Verso la fine degli anni ’50 dC Seneca aveva incontrato Paolo di Tarso, e molti studiosi hanno visto negli ultimi scritti di Seneca un allineamento inconscio con la dottrina paolina, fino quasi ad ispirare le “Confessioni” di sant’Agostino.

Forse è esagerato, ma è comunque significativo che il pensiero di Seneca attiri non pochi studiosi alla ricerca dei valori dell’esistenza umana. In effetti non era molto distante dal messaggio cristiano. Ma era un pagano, espressione della sua epoca. Ma non si può negare che la sua visione fosse effettivamente simile al messaggio evangelico. Probabilmente, se fosse vissuto qualche secolo dopo, non sarebbe stato un… cattivo cristiano, soprattutto alla luce della sua “ricerca” interiore che sentiva “moderna” e di intima e sapiente lucidità.
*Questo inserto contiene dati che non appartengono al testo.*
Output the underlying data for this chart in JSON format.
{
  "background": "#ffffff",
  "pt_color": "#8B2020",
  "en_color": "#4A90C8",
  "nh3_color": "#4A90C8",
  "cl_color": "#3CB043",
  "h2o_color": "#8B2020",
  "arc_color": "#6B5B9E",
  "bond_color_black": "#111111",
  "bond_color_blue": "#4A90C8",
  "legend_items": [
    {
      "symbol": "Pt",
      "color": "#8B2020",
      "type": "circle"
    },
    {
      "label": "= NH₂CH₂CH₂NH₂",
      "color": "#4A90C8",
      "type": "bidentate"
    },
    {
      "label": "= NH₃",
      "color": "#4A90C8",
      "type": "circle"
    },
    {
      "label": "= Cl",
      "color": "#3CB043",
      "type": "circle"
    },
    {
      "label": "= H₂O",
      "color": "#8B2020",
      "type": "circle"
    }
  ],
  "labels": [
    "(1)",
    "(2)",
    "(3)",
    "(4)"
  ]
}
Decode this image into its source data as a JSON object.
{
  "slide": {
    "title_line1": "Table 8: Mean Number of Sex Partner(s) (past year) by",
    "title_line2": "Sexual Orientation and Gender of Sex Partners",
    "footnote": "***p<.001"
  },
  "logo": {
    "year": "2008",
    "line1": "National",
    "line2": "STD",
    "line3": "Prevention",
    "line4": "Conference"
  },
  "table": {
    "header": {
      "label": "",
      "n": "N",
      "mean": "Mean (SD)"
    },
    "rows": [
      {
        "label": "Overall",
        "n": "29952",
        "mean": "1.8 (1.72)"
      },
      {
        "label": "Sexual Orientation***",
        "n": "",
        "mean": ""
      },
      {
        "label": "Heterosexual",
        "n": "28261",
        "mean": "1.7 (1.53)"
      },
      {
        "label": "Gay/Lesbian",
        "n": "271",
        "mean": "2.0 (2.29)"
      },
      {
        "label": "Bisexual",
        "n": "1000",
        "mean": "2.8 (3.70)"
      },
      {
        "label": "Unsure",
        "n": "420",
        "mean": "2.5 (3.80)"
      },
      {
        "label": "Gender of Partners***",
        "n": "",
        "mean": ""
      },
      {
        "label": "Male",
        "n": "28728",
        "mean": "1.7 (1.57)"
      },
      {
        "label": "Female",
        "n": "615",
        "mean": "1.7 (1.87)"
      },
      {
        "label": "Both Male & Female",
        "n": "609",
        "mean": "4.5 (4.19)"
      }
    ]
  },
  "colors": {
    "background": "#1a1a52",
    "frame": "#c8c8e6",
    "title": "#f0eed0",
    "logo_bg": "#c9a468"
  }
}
Fu anche satirico, come nella parodia sulla divinizzazione di Claudio decretata dal Senato romano alla morte dell’imperatore: la divinizzazione di una “zucca”, dopo che lo stesso Seneca aveva pronunciato un “elogio funebre” con ironia dello stesso cerchi Corte e opinione pubblica. Perché questo duplice atteggiamento? Probabilmente non si trattò di una bugia, ma solo di uno sfogo per l’ingiusto esilio subito, e per la mancanza di saggezza con cui Claudio aveva “governato”.

In conclusione: Seneca è stato un “Grande”, e forse alcuni critici lo accusano di falsità perché le verità di Seneca “hanno centrato il bersaglio”, vere espressioni di etica, e non di un’avida, e forse disonesta, voglia di “escalation”. . Insomma, un Seneca “scomodo”. Conferenza ampiamente esaustiva e competente di Giuseppe Dossena.